Quantum Mechanical Studies on Molecular Structure of Hindered Nitro Aromatics

Abstract

The molecular structures of 2-nitro- and 3-nitrobenzaldehydes, 2-(2‘-nitrophenyl)- and 2-(3‘-nitrophenyl)-1,3-dioxolanes, and trans-2,2‘-dinitrostilbene were studied theoretically by means of ab initio quantum mechanical calculations at the RHF/6-31G*//RHF/6-31G* and MP2/6-311++G(2d,2p)//RHF/6-31G* levels. A noncoplanar conformer was found for 2-nitrobenzaldehyde, where the carbonyl and nitro groups are twisted with respect to the phenyl ring. Different intramolecular interactions were studied by the analysis of the charge density topology, finding that the aldehyde H atom forms a intramolecular H bond with one oxygen of the nitro group. This result clarifies the classical controversy on the nature of the interactions between the nitro and aldehyde groups in the 2-nitrobenzaldehyde. Similar twisted conformation and (Hα···ON) intramolecular hydrogen bonds were found in 2-(2‘-nitrophenyl)-1,3-dioxolane. On the contrary, both carbonyl and nitro groups are coplanar with the phenyl ring in 3-nitrobenzaldehyde, and similar behavior was found in 2-(3‘-nitrophenyl)-1,3-dioxolane.
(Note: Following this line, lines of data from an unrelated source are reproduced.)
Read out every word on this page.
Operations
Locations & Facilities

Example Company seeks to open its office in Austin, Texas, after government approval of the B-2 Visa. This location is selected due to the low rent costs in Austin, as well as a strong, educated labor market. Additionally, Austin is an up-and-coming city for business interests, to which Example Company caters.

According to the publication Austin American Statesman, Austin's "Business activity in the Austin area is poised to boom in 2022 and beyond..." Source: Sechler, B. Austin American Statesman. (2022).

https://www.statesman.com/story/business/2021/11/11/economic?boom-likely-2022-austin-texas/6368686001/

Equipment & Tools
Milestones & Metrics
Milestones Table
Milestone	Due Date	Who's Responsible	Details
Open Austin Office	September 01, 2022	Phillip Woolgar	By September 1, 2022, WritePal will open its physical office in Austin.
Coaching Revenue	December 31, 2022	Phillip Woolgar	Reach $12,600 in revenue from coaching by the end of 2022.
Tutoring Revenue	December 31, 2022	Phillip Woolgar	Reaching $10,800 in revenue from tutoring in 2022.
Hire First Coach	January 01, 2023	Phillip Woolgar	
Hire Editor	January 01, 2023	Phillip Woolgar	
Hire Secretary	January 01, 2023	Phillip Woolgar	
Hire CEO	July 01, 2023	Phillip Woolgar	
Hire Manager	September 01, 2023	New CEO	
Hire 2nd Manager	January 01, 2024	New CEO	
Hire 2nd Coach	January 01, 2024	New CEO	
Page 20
No hydrogen bond was found in these meta isomers. The calculated dipole moments of the nitrobenzaldehydes reproduce the experimental values. A noncoplanar s-trans-gauche/s-trans-gauche (NO2arylCCarylNO2) conformation was also found as a minimal conformer in trans-2,2‘-dinitrostilbene, where the aromatic groups are twisted with respect to the central double bond and the nitro moieties are also twisted out of the aromatic rings. This structure is consistent with several experimental physical−chemical properties of this molecule. Intramolecular (Hα···ON) hydrogen bonds with low stability were found in this last compound.